Notes on application monitoring self-service
To get the application monitored in the given namespace, the namespace must have the correct label applied, an in the namespace there needs to be either PodMonitor or ServiceMonitor CRD setup, that points towards the service or pod that exports metrics.
This way, the merics will be scraped into the configured prometheus and correctly labeled.
As an example, lets look at ServiceMonitor for bodhi:
apiVersion: monitoring.coreos.com/v1
kind: ServiceMonitor
metadata:
labels:
monitoring-key: cpe
name: bodhi-service
namespace: bodhi
spec:
endpoints:
- path: /metrics
selector:
matchLabels:
service: web
In this example, we are only targetting the service wit label service:web, but we have the entire matching machinery at our disposal, see Matcher .
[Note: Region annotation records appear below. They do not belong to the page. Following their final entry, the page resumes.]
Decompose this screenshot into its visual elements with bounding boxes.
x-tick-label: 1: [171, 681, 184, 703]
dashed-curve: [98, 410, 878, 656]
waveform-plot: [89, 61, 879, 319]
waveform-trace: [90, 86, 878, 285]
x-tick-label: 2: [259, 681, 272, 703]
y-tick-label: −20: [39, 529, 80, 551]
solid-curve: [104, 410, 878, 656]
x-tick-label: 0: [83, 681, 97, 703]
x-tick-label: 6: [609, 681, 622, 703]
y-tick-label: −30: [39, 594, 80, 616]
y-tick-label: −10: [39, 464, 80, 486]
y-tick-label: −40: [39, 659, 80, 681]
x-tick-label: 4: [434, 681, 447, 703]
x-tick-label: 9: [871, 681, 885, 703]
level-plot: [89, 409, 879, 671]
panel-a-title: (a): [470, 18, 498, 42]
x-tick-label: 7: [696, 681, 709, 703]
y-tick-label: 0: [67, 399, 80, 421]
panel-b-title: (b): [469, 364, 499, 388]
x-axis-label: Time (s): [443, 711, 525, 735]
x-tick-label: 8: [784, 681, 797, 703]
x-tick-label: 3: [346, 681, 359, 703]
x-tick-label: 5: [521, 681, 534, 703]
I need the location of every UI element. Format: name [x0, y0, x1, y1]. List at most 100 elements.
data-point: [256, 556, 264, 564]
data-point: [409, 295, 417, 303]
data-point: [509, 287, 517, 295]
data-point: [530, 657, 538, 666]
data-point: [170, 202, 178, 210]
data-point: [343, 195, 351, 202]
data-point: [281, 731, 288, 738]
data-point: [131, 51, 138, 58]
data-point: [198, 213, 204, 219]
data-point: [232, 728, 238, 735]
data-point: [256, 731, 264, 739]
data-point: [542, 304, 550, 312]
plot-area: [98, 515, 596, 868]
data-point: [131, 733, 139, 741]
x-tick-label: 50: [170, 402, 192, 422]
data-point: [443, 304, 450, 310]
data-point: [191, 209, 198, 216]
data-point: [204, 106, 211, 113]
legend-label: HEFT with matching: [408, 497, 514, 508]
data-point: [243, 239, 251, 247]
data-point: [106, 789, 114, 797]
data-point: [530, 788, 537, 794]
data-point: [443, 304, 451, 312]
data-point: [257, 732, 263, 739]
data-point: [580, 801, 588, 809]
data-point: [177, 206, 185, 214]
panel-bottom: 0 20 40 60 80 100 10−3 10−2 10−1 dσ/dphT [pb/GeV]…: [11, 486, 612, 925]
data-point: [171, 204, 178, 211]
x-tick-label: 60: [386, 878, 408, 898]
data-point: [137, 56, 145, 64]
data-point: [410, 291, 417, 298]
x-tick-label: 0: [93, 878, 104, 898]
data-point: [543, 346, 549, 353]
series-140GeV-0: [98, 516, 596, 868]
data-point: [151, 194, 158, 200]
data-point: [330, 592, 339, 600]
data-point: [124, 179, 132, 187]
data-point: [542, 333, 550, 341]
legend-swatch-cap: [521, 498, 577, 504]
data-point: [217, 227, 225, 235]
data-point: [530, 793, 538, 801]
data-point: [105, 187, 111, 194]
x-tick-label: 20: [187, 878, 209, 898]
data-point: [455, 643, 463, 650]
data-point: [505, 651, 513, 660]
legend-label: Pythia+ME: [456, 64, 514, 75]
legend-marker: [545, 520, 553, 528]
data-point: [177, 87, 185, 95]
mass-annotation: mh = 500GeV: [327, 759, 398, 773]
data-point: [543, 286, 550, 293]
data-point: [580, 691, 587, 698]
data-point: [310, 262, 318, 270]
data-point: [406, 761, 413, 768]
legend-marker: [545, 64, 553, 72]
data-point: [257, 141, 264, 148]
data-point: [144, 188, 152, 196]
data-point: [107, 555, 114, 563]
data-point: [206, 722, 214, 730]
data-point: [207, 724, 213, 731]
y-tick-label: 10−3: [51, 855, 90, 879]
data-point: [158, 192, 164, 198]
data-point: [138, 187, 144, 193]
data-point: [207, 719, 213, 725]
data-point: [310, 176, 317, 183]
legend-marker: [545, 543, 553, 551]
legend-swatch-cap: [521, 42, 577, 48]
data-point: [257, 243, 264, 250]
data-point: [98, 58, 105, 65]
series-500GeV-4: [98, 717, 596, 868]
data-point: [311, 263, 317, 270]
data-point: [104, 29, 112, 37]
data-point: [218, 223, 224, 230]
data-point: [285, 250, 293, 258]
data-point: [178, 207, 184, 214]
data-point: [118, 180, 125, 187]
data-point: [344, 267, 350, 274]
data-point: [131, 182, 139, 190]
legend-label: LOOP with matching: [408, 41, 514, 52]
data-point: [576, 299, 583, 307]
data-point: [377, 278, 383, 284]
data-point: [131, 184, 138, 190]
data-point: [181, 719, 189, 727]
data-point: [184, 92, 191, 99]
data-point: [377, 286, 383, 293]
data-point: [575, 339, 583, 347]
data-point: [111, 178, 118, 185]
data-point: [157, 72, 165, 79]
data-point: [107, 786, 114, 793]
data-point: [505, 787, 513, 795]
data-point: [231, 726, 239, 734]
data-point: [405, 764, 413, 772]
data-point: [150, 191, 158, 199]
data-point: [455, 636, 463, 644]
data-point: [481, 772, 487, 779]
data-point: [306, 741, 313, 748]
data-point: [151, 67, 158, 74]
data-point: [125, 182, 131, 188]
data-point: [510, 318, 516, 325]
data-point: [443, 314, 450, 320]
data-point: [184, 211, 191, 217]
To manage alerting, you can create an alerting rule:
apiVersion: monitoring.coreos.com/v1
kind: PrometheusRule
metadata:
labels:
monitoring-key: cpe
name: bodhi-rules
spec:
spec:
groups:
- name: general.rules
rules:
- alert: DeadMansSwitch
annotations:
description: >-
This is a DeadMansSwitch meant to ensure that the entire Alerting
pipeline is functional.
summary: Alerting DeadMansSwitch
expr: vector(1)
labels:
severity: none
This would create a alert, that will always fire, to serve as a check the alerting works. You should be able to see it in alert manager.
To have an alert that actually does something, you should set expr to something else than vector(1). For example, to alert on rate of 500 responses of a service going over 5/s in past 10 minutes:
sum(rate(pyramid_request_count{job=”bodhi-web”, status=”500”}[10m])) > 5
The alerts themselves would be the routed for further processing and notification according to rules in alertmanager, these are not available to change from the developers namespaces.
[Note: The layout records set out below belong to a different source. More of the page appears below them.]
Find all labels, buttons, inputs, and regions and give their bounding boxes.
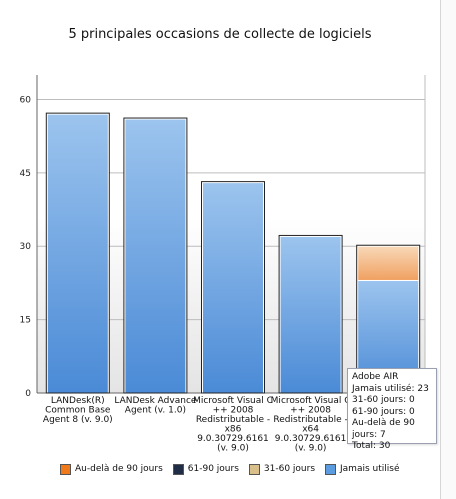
x-tick-label: Microsoft Visual C ++ 2008 Redistributable… [271, 396, 351, 454]
y-tick-label: 30 [20, 242, 32, 252]
tooltip-line: 31-60 jours: 0 [352, 395, 415, 405]
x-tick-label: LANDesk(R) Common Base Agent 8 (v. 9.0) [43, 396, 113, 425]
chart-title: 5 principales occasions de collecte de l… [68, 27, 372, 42]
bar-outline [45, 112, 110, 394]
legend-label: 31-60 jours [263, 464, 316, 474]
legend-swatch [172, 463, 184, 475]
legend-swatch [248, 463, 260, 475]
y-tick-label: 0 [25, 389, 31, 399]
legend-item: Jamais utilisé [325, 463, 400, 475]
bar-segment [202, 182, 264, 394]
bar-outline [278, 234, 343, 394]
legend-item: 31-60 jours [248, 463, 316, 475]
chart-legend: Au-delà de 90 jours 61-90 jours 31-60 jour… [60, 462, 409, 476]
bar-segment [357, 245, 420, 281]
x-tick-label: Microsoft Visual C ++ 2008 Redistributable… [193, 396, 273, 454]
bar-segment [46, 113, 109, 394]
tooltip-line: 61-90 jours: 0 [352, 406, 415, 417]
bar-outline [123, 117, 188, 394]
tooltip-line: Jamais utilisé: 23 [352, 383, 429, 394]
bar-chart: 0 15 30 45 60 LANDesk(R) Common Base Agent 8 (v… [20, 75, 426, 454]
tooltip-line: Adobe AIR [352, 372, 399, 382]
y-tick-label: 15 [20, 316, 31, 326]
x-tick-label: LANDesk Advance Agent (v. 1.0) [114, 396, 197, 416]
legend-swatch [325, 463, 337, 475]
legend-label: Au-delà de 90 jours [75, 464, 163, 474]
bar-outline [201, 181, 265, 394]
bar-segment [124, 118, 187, 394]
legend-swatch [60, 463, 71, 475]
y-tick-label: 60 [20, 95, 32, 105]
tooltip-line: Au-delà de 90 jours: 7 [352, 418, 415, 440]
bar-tooltip: Adobe AIR Jamais utilisé: 23 31-60 jours: … [347, 368, 437, 451]
tooltip-line: Total: 30 [352, 441, 391, 451]
legend-item: Au-delà de 90 jours [60, 463, 163, 475]
side-strip [441, 0, 456, 499]
bar-segment [279, 235, 342, 394]
panel-divider [440, 0, 441, 499]
legend-item: 61-90 jours [172, 463, 239, 475]
legend-label: Jamais utilisé [340, 464, 400, 474]
legend-label: 61-90 jours [187, 464, 239, 474]
y-tick-label: 45 [20, 169, 31, 179]
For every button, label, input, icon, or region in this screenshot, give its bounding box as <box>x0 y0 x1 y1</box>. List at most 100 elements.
The managing and acknowledging of the alerts can be done in alert-manager in rudimentary fashion.
Notes on instrumenting the application
Prometheus expects applications to scrape metrics from to be services, with ‘/metrics’ endpoint exposed with metrics in correct format.
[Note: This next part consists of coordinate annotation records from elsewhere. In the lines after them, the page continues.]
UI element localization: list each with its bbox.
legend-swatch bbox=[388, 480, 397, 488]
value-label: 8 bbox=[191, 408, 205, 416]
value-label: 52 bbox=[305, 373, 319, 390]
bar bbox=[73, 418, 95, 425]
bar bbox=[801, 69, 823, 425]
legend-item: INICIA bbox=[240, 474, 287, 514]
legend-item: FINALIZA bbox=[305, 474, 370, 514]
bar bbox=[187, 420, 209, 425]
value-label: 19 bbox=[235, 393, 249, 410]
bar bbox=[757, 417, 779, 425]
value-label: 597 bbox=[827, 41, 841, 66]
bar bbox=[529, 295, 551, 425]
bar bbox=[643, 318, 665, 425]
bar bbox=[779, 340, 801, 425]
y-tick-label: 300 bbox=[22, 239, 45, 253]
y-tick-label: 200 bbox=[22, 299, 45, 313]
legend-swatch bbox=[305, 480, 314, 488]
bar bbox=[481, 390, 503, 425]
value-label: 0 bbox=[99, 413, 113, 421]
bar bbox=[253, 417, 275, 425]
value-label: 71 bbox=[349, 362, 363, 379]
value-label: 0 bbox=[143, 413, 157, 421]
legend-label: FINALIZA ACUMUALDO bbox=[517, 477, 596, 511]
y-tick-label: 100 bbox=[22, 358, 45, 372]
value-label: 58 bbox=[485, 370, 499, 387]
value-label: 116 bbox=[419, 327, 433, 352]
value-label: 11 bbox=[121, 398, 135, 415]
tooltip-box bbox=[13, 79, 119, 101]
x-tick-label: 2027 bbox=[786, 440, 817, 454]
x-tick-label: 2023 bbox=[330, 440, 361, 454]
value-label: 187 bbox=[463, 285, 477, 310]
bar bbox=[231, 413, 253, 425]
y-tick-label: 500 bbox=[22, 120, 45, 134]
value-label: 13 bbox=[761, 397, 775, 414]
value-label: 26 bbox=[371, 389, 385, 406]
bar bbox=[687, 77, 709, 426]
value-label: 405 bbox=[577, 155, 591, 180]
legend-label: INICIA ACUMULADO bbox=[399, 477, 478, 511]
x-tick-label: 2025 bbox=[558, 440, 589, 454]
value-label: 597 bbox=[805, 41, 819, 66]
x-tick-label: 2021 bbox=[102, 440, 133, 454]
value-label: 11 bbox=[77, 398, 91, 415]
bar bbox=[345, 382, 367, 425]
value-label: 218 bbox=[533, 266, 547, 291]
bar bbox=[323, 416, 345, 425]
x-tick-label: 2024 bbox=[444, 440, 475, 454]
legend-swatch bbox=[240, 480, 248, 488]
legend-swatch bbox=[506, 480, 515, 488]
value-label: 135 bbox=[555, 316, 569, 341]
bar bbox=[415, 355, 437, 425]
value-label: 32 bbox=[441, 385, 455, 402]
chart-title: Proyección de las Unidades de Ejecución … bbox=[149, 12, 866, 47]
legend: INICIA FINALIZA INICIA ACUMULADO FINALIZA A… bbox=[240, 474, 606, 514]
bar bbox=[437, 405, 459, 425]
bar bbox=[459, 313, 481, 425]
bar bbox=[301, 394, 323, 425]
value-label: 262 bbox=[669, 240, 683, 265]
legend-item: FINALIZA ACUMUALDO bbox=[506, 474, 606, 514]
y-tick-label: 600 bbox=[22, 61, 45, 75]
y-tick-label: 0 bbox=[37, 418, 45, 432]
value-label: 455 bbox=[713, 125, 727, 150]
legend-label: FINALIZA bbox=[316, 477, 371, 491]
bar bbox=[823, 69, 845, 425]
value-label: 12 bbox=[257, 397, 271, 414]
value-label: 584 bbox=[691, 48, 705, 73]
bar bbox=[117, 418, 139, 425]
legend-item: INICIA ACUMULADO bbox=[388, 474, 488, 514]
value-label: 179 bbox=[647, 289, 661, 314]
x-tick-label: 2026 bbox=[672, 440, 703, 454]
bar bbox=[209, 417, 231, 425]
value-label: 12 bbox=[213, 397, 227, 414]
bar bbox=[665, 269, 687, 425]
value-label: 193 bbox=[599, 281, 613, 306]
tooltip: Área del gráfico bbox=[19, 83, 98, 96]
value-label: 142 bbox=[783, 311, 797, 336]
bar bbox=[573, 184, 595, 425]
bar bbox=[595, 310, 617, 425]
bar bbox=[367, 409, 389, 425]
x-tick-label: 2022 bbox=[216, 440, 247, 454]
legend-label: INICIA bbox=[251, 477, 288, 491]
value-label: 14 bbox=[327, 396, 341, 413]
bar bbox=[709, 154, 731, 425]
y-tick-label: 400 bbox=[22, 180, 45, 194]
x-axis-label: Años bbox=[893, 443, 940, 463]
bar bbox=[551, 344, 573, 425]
There are libraries that help with this for many different languages, confusingly called client-libraries, eve though they usually export metrics as a http server endpoint: https://prometheus.io/docs/instrumenting/clientlibs/
As part of the proof of concept we have instrumented Bodhi application, to collect data through prometheus_client python library: https://github.com/fedora-infra/bodhi/pull/4079
Notes on alerting
To be be notified of alerts, you need to be subscribed to recievers that have been configured in alertmanager.
The configuration of the rules you want to alert on can be done in the namspace of your application. For example:
apiVersion: monitoring.coreos.com/v1
kind: PrometheusRule
metadata:
labels:
monitoring-key: cpe
name: prometheus-application-monitoring-rules
spec:
groups:
- name: general.rules
rules:
- alert: AlertBodhi500Status
annotations:
summary: Alerting on too many server errors
expr: (100*sum(rate(pyramid_request_count{namespace="bodhi", path_info_pattern=~".*[^healthz]", status="500"}[20m]))/sum(rate(pyramid_request_count{namespace="bodhi", path_info_pattern=~".*[^healthz]"}[20m])))>1
labels:
severity: high
would alert if there is more than 1% responses with 500 status code.